Residents of northeastern Nigeria were gripped by fear and anxiety on Tuesday after two days of bloodshed blamed on Boko Haram, pouring scorn on government claims the jihadist group was “largely defeated”.
More than 50 people were killed in a 48-hour wave of shootings and bombings in the volatile region, just days ahead of the government’s end of year deadline to stamp out what has been described as the world’s deadliest terrorist group.
In the latest attacks, two female bombers detonated their explosives in a crowded market in the town of Madagali on Monday, killing 30 people.
A spate of suicide bombings and shootings in and around Maiduguri, the capital of neighbouring Borno state, killed another 22 people in two days and injured scores more.
In Madagali, armed soldiers were patrolling the dusty streets of the agricultural town on Tuesday, searching vehicles and passengers for explosives and weapons.
– ‘People still jittery’ –
But despite the heightened security, residents were bracing for more violence.
“Security has been beefed up everywhere but people are still jittery. No one knows the next target because the bombers have no known identity,” resident Timothy Manzo told AFP.
“We try to be calm and go about our daily routine but the fear is still there, we are only suppressing it because life has to go on.”
The latest carnage highlighted Boko Haram’s continued ability to stage deadly attacks even after the Nigerian government vowed to end the group’s deadly insurgency by December 31.
“They (Boko Haram) know they are on their way out,” Information Minister Lai Mohammed told journalists in Lagos.
“They lack the capacity to launch horrendous attacks they used to do in the past.”
President Muhammadu Buhari, who took office at the helm of Africa’s most populous nation in May, had said last week that Boko Haram was “technically” defeated.
Over 17,000 people have been killed in Boko Haram’s six-year quest to create an independent Islamic state in Nigeria.
– ‘Same mistakes’ –
For Buhari, a continued Boko Haram insurgency is a potential threat to his credibility — and popularity — going into 2016.
“It is always a bad idea for the leaders of countries to declare highly active terrorist groups dead,” Max Abrahms, assistant professor of political science at Northeastern University in Boston, told AFP.
“History shows that terrorist groups are extraordinarily difficult to snuff out once they have reached a critical mass,” he said.
“The truth is that terrorism is very easy to perpetrate.”
The previous administration under Goodluck Jonathan made repeated pledges of a swift end to the conflict, all of which came and went, hurting government credibility and becoming a major factor in Jonathan’s ousting in the March election.

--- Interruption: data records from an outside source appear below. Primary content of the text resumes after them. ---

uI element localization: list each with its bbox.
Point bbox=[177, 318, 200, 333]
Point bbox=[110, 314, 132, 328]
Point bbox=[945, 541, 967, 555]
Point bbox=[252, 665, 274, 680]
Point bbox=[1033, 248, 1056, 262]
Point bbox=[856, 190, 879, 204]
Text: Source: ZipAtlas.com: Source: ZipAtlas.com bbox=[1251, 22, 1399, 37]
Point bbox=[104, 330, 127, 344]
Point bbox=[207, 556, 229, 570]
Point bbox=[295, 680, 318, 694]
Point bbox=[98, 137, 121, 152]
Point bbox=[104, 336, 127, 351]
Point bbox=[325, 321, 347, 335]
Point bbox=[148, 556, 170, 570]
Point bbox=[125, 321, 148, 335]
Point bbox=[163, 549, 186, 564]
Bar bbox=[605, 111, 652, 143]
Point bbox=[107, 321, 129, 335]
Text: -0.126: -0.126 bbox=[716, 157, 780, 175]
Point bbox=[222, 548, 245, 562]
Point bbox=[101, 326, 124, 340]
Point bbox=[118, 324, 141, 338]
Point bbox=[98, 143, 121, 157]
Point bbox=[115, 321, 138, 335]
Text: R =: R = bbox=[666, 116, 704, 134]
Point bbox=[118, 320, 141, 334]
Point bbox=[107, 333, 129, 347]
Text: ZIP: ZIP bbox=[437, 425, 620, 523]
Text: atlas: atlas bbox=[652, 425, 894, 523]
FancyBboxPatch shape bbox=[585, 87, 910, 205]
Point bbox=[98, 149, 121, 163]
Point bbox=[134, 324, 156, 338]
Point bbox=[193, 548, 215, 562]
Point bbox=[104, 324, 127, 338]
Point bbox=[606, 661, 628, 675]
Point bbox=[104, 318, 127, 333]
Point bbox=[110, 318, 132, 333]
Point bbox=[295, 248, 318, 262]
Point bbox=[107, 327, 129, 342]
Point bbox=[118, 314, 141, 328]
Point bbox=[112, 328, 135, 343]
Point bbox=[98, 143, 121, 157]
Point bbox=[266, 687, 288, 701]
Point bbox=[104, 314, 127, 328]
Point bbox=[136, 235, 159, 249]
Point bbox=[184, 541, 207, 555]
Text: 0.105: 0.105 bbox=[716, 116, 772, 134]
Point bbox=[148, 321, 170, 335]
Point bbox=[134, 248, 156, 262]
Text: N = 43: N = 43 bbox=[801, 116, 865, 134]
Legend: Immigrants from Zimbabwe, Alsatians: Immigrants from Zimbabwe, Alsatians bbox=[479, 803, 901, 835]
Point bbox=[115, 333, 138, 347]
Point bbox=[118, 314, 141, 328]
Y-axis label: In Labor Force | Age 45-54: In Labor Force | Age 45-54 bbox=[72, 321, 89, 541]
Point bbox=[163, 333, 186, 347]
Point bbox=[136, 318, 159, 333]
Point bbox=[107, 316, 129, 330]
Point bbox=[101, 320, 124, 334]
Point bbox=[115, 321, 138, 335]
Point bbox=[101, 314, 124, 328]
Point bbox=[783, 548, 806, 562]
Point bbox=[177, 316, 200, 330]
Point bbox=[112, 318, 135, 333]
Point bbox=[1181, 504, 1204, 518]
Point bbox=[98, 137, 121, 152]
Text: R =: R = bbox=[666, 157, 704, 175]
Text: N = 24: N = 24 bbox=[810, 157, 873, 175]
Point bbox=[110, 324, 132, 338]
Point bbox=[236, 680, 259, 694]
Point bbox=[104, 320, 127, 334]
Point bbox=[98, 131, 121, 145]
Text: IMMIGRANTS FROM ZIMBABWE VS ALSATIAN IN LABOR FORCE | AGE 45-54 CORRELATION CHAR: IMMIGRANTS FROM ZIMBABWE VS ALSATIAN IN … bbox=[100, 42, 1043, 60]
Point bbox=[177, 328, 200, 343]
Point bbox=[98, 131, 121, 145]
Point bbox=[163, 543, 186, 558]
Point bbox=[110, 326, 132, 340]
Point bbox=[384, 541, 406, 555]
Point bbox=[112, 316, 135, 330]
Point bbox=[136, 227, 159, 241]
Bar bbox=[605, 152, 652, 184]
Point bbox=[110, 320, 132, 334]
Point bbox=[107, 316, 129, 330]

“A decisive victory against the sect was the cornerstone of Buhari’s election campaign, yet it increasingly appears that he is creating the same mistakes as his predecessor,” said Ryan Cummings, chief Africa analyst at the South Africa-based crisis management group Red 24.
While Nigeria’s military has won back swathes of territory from the jihadists in recent months, Boko Haram has expanded its network in neighbouring Chad, Cameroon and Niger.
“It is evident that Boko Haram has expanded outside of Nigeria’s borders,” Cummings said, adding that the lack of regional cooperation was cause for concern.
An 8,700-strong Multinational Joint Task Force (MNJTF) compromising troops from Nigeria, Niger, Chad, Cameroon and Benin was supposed to be deployed earlier this year, but little has been heard about its activities.
According to the Global Terrorism Index, a report released by the New York-based Institute for Economics and Peace, Boko Haram “has become the most deadly terrorist group in the world”.
The Islamic extremists have increasingly relied on children as weapons, often deploying young girls strapped with explosives into crowded marketplaces and mosques.